Mergers of Magnetized Neutron Stars with Spinning Black Holes: Disruption, Accretion, and Fallback

We investigate the merger of a neutron star in orbit about a spinning black hole in full general relativity with a mass ratio of $5:1$, allowing the star to have an initial magnetization of ${10}^{12}\mathrm{G}$. We present the resulting gravitational waveform and analyze the fallback accretion as the star is disrupted. We see no significant dynamical effects in the simulations or changes in the gravitational waveform resulting from the initial magnetization. We find that only a negligible amount of matter becomes unbound; 99% of the neutron star material has a fallback time of 10 seconds or shorter to reach the region of the central engine and that 99.99% of the star will interact with the central disk and black hole within 3 hours.

Figure 1

An isosurface of density ($6.18\times {10}^{10}\mathrm{g}/{\mathrm{cm}}^3$) and the apparent horizon (black spheroid) at various times for the magnetized evolution.

Figure 2

(left) The $l=2$, $m=2$ mode of $r{\Psi }_4$ for mergers examined here (removing the initial artificial stage related to the initial data). Both the magnetic and nonmagnetic waveforms are the same; extraction performed at coordinate distances 295 km, 332 km, and 369 km and adjusted for travel time. (right) Power spectrum of the wave-strain $f|h|$ in which in grey bands denote frequencies associated with the ISCO and quasinormal ringing corresponding to a black hole with mass $M_T=8.33M_{\odot }$ and spin of $a/M_T=(0.56,0.7)$.

Figure 3

The integrated mass (solid line) vs time for the magnetic case. The plus signs indicate the integral of material only outside the ISCO. The dashed curve shows the integral only over material moving slower than the escape speed for a 7 solar mass black hole. The dotted-dashed line (lowest curve) indicates unbound material (moving at or faster than the escape speed, regardless of direction) multiplied by a factor of 4 to put it on the same scale. The equivalent integrals for the unmagnetized simulation yield nearly identical values up to $t\simeq 20\mathrm{ms}$.

Figure 4

Behavior at $t=22.2\mathrm{ms}$ (axis in kms and density color key in $\mathrm{g}/{\mathrm{cm}}^3$). (a) density isosurface and magnetic field lines with the black hole indicated by the central black spheroid. (b)–(d) fluid density grouped according to the speed of the fluid in the equatorial plane.

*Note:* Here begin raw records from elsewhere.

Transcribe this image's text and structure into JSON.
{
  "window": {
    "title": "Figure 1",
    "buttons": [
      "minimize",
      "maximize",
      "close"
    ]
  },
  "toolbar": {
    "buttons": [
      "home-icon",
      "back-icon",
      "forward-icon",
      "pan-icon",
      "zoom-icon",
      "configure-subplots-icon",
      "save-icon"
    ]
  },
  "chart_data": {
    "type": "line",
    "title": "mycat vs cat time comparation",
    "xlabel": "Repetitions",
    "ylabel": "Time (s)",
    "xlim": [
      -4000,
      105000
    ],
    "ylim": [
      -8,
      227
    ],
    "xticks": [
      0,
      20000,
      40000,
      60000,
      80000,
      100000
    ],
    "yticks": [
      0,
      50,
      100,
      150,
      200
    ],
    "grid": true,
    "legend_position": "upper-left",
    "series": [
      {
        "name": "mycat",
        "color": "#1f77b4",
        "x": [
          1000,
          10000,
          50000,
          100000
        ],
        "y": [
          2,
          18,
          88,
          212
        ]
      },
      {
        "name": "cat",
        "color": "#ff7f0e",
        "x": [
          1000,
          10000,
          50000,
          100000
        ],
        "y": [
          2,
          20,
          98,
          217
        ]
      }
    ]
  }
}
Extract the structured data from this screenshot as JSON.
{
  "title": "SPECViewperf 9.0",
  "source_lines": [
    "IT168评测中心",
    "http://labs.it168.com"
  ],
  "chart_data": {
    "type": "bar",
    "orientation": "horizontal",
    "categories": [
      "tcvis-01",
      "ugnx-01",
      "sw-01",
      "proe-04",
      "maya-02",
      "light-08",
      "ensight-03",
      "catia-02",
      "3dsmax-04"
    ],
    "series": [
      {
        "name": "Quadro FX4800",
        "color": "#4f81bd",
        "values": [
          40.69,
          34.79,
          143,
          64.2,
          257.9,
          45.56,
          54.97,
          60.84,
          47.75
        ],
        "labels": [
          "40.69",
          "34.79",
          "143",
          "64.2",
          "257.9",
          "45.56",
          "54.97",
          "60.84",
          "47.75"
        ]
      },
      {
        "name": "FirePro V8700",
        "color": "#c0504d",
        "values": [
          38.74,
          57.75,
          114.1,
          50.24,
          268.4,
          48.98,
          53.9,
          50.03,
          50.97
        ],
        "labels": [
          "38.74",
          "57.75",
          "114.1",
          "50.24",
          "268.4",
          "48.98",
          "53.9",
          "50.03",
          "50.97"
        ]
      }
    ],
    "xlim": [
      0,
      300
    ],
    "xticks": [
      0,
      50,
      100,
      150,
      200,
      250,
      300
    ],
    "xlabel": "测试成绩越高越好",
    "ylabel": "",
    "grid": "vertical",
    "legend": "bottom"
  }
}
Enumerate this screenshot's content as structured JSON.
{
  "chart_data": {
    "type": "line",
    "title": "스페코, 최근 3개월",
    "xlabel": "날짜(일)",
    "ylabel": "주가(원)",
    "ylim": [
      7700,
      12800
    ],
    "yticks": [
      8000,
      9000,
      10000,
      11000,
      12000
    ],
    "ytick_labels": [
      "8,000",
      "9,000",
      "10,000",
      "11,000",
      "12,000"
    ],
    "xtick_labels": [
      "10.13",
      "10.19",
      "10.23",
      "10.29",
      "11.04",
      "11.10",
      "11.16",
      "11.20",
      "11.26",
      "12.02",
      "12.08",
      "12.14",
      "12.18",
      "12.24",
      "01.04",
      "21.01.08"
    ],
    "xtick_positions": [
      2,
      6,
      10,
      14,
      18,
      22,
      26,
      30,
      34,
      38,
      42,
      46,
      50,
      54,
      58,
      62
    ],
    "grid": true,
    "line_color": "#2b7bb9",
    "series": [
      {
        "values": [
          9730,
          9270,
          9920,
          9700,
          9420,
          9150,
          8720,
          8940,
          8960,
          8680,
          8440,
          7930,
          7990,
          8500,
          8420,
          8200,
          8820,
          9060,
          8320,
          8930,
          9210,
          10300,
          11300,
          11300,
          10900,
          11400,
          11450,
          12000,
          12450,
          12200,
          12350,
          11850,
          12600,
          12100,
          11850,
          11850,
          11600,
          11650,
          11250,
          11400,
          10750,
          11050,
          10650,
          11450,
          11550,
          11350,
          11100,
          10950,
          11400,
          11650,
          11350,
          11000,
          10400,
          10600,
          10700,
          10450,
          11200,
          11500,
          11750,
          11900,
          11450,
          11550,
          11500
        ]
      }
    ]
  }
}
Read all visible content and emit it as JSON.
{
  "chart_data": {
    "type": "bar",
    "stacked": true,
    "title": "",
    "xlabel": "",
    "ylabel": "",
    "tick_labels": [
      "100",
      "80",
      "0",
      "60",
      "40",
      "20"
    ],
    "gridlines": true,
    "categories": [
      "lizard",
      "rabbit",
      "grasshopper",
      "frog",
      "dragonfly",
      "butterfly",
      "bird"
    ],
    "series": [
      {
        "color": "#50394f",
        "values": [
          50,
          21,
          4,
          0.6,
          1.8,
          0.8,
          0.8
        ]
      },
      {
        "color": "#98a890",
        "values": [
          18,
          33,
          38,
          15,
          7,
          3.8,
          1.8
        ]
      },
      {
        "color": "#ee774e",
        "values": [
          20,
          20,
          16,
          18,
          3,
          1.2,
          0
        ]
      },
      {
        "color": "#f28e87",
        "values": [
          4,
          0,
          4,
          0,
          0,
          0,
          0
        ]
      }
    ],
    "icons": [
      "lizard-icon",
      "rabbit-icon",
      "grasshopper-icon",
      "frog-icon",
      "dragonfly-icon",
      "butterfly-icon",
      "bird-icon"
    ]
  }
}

There is no fluid with velocity more than 0.5.

Figure 5

Fallback accretion histogram. For all bound mass beyond 1.5 times the ISCO, a fallback time is estimated and the results are binned as shown. Distributions are computed for 3 times shown by the different colors that roughly correspond to the start of the tidal disruption event, the peak of gravitational radiation emitted from the system and the point where a disk encircles the central black hole. The dashed line indicates a power law with a slope of $-2/3$ for reference.